What is Apple's role in Project Glasswing?
Per Anthropic's launch page, Apple is named as one of the twelve launch partners and nothing more — the page states no specific role, contribution, or quote for Apple. Claims that Apple is a deep or active collaborator go beyond the public source.
Where can participants actually run Claude Mythos Preview?

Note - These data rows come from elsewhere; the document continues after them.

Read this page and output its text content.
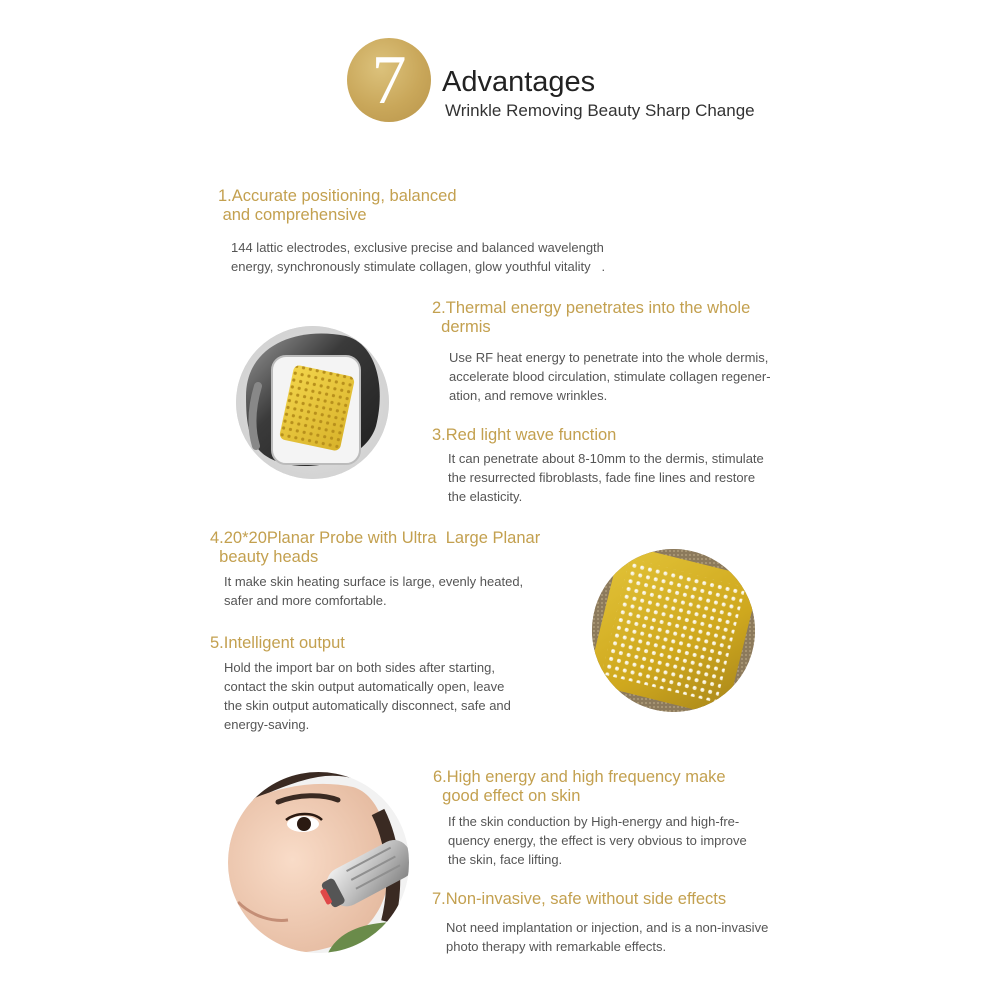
7 Advantages
Wrinkle Removing Beauty Sharp Change
1.Accurate positioning, balanced
and comprehensive
144 lattic electrodes, exclusive precise and balanced wavelength
energy, synchronously stimulate collagen, glow youthful vitality   .
2.Thermal energy penetrates into the whole
dermis
Use RF heat energy to penetrate into the whole dermis,
accelerate blood circulation, stimulate collagen regener-
ation, and remove wrinkles.
3.Red light wave function
It can penetrate about 8-10mm to the dermis, stimulate
the resurrected fibroblasts, fade fine lines and restore
the elasticity.
4.20*20Planar Probe with Ultra  Large Planar
beauty heads
It make skin heating surface is large, evenly heated,
safer and more comfortable.
5.Intelligent output
Hold the import bar on both sides after starting,
contact the skin output automatically open, leave
the skin output automatically disconnect, safe and
energy-saving.
6.High energy and high frequency make
good effect on skin
If the skin conduction by High-energy and high-fre-
quency energy, the effect is very obvious to improve
the skin, face lifting.
7.Non-invasive, safe without side effects
Not need implantation or injection, and is a non-invasive
photo therapy with remarkable effects.
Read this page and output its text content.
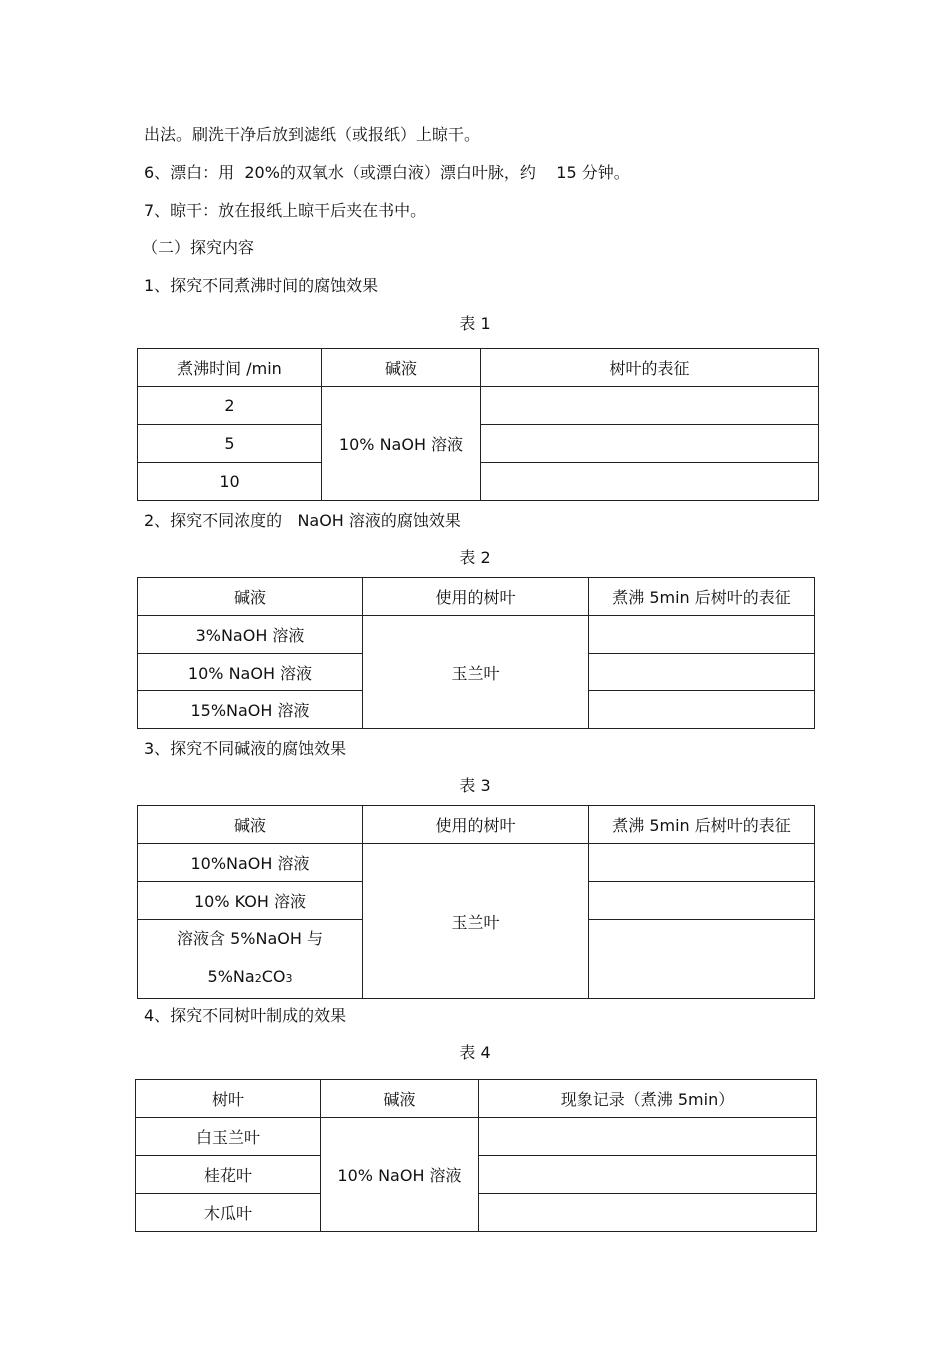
出法。刷洗干净后放到滤纸（或报纸）上晾干。
6、漂白：用  20%的双氧水（或漂白液）漂白叶脉，约    15 分钟。
7、晾干：放在报纸上晾干后夹在书中。
（二）探究内容
1、探究不同煮沸时间的腐蚀效果
表 1
煮沸时间 /min	碱液	树叶的表征
2	10% NaOH 溶液	
5		
10		
2、探究不同浓度的   NaOH 溶液的腐蚀效果
表 2
碱液	使用的树叶	煮沸 5min 后树叶的表征
3%NaOH 溶液	玉兰叶	
10% NaOH 溶液		
15%NaOH 溶液		
3、探究不同碱液的腐蚀效果
表 3
碱液	使用的树叶	煮沸 5min 后树叶的表征
10%NaOH 溶液	玉兰叶	
10% KOH 溶液		

溶液含 5%NaOH 与
5%Na2CO3		

4、探究不同树叶制成的效果
表 4
树叶	碱液	现象记录（煮沸 5min）
白玉兰叶	10% NaOH 溶液	
桂花叶		
木瓜叶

On the Claude API, Amazon Bedrock, Google Cloud's Vertex AI, and Microsoft Foundry. That is why AWS, Google, and Microsoft are both members and the program's hosting platforms; Google's Heather Adkins specifically cited making "Mythos Preview available to participants via Vertex AI."
What is Anthropic contributing financially?
Anthropic is committing up to $100M in usage credits for Mythos Preview across these efforts, plus $4M in direct donations to open-source security organizations — $2.5M to Alpha-Omega and OpenSSF through the Linux Foundation, and $1.5M to the Apache Software Foundation.
What do the partner quotes actually emphasize?
Less the model's raw power than the urgency and a defense-first posture: Cisco's "there is no going back," CrowdStrike's "window… has collapsed," Palo Alto's "dangerous shift," JPMorganChase's "rigorous, independent approach," and the Linux Foundation's argument that AI-augmented security should become "a trusted sidekick for every maintainer, not just those who can afford expensive security teams."